Documents For Making Loans: Promissory Note Forms

When an individual or a company is having financial problems, but needs to borrow a certain amount of money immediately, they make use of promissory notes to make a legitimate, binding transaction. A promissory note, or a note payable, is a type of legal IOU in which the borrower signs a document that states that he or she would return the borrowed loan by a certain date (maturity date) along with a certain interest rate. Promissory notes are extremely helpful in any type of financial dealing. Whether borrowing money from a bank, or if a student has insufficient money to pay tuition fees, promissory notes can be very useful.

When creating transactions with the use of promissory notes, you must make sure that you have the sufficient documents for the loan to be valid. One of the most important documents for this loan application is the promissory note form. This type of written document is an enforceable promise that states the loan's terms of payment and conditions, as well as the amount of money being borrowed (with the respective interest rate). Promissory notes should be signed both by the borrower and the lender to prove their legitimacy.

There are several important factors that should be clearly covered by the borrower and the lender. Here are several important ones.

* Borrower and Lender's information - This includes the complete name, the contact number and the full address of both parties. Their signatures must also be affixed on this document.

* Promissory note governing law - The note should follow the law regarding promissory notes of the lender's state (where the lender lives or, if the lender is a company, their area of designation).

* Principal amount - This is the amount of money that is owed by the borrower to the lender.

* Interest - This is a certain percentage of the money that is borrowed, and that is added to the original loan amount. The interest is calculated at certain intervals over time until the maturity date.
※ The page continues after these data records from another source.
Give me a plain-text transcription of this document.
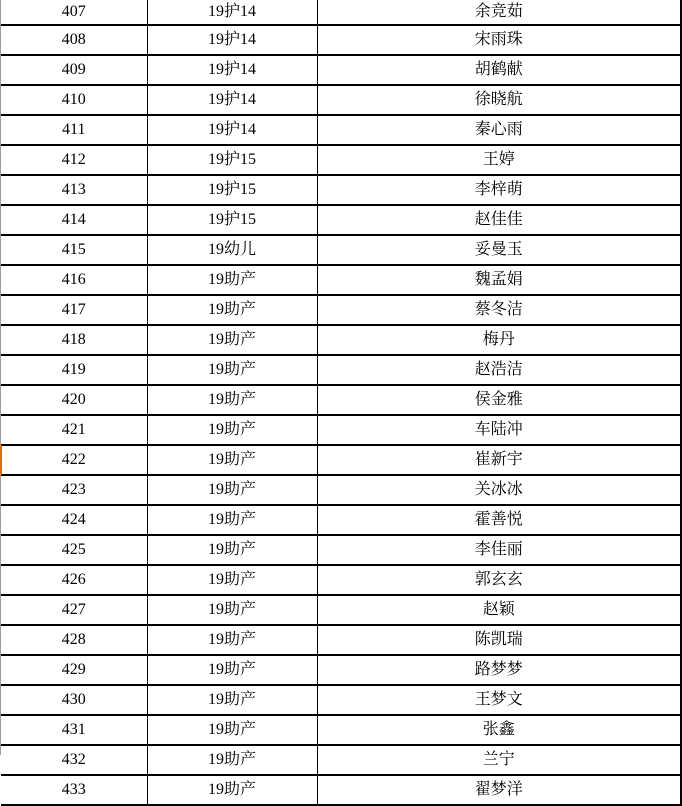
407	19护14	余竞茹
408	19护14	宋雨珠
409	19护14	胡鹤献
410	19护14	徐晓航
411	19护14	秦心雨
412	19护15	王婷
413	19护15	李梓萌
414	19护15	赵佳佳
415	19幼儿	妥曼玉
416	19助产	魏孟娟
417	19助产	蔡冬洁
418	19助产	梅丹
419	19助产	赵浩洁
420	19助产	侯金雅
421	19助产	车陆冲
422	19助产	崔新宇
423	19助产	关冰冰
424	19助产	霍善悦
425	19助产	李佳丽
426	19助产	郭玄玄
427	19助产	赵颖
428	19助产	陈凯瑞
429	19助产	路梦梦
430	19助产	王梦文
431	19助产	张鑫
432	19助产	兰宁
433	19助产	翟梦洋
* Maturity Date - This is also sometimes referred to as the “end of term.” The maturity date is the date when the borrower promises to return the loan (or should have finished paying the loan) along with its respective interest.

Promissory note forms are either provided for by the lender, or customized by the borrower. For example, banks and other financial institutions make use of their own promissory note forms to be filled in by the borrower. As for informal promissory note transactions, such as if borrowing from a relative or a friend, there are some form books and software that allow borrowers to create their own promissory notes.